Pues, señor, D. Carmelo lo ha tomado con gana. ¡Vaya una correa de sermón que se ha traído!

EL CONDE

Es pesadísimo. Todos estos que comen mucho hablan sin término. El chorro de palabras les facilita la digestión... ¡Y no es floja contrariedad para mí! ¿Pero esto, Dios mío, no se acaba nunca?... Sin duda, Carmelo quiere lucirse con el Prior, y no cae en la cuenta de que el pobre fraile estará tan aburrido como nosotros.

(Pasa tiempo. Como todo tiene fin en este mundo, se acaba el sermón carmelino. Óyense modulaciones de órgano, cantos... Media hora más, y empieza a salir la gente. Retírase Albrit al ángulo del pórtico, para dar paso a la multitud, y en esto sale por la puerta de la sacristía Nell, acompañada de Consuelito y de una criada del Alcalde. Lleva la niña de Albrit caperuza de franela, que le da aspecto de figura gótica, arrancada de las vitelas de un misal antiguo. Su rostro, de hermosas líneas, adquiere distinción severa. Caen sobre sus hombros los pliegues de la tela con suprema elegancia.

Antes que vea Nell a su abuelo, Senén llama la atención de este sobre la aparición de la niña.

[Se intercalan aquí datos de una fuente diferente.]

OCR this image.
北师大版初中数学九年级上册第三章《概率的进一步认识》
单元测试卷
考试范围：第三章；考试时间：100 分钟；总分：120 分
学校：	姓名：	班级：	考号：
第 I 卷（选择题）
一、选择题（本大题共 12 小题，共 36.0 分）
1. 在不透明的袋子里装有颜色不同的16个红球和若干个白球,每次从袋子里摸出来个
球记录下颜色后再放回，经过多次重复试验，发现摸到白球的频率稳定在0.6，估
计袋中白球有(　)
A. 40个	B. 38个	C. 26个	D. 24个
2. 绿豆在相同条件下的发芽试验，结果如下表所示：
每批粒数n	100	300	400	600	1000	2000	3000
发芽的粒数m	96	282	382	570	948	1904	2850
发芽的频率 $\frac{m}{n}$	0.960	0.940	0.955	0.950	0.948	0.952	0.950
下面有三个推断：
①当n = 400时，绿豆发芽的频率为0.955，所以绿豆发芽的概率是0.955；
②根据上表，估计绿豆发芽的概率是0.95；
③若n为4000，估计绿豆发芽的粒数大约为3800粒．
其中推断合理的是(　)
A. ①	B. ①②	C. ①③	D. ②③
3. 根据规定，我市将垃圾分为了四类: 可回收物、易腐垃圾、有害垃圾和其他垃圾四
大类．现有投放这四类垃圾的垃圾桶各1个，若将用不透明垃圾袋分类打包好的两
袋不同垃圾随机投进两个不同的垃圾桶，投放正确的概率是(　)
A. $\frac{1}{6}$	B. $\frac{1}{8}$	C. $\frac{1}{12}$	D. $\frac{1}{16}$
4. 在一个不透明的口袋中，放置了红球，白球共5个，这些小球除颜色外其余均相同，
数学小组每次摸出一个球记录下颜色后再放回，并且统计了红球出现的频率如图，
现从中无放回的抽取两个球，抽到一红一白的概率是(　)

Se estremece Albrit de sorpresa y emoción; la busca con su mirada incierta. Nell le ve al fin, y corriendo hacia él, le coge las manos y en ellas da sonoros besos. Al aproximarse la señorita, Senén se escabulle.)

ESCENA XIV

EL CONDE, NELL, CONSUELITO

NELL

Abuelito mío, ¿tú también aquí? ¿Por qué no has pasado? Arriba, junto al altar, tienes tu silla.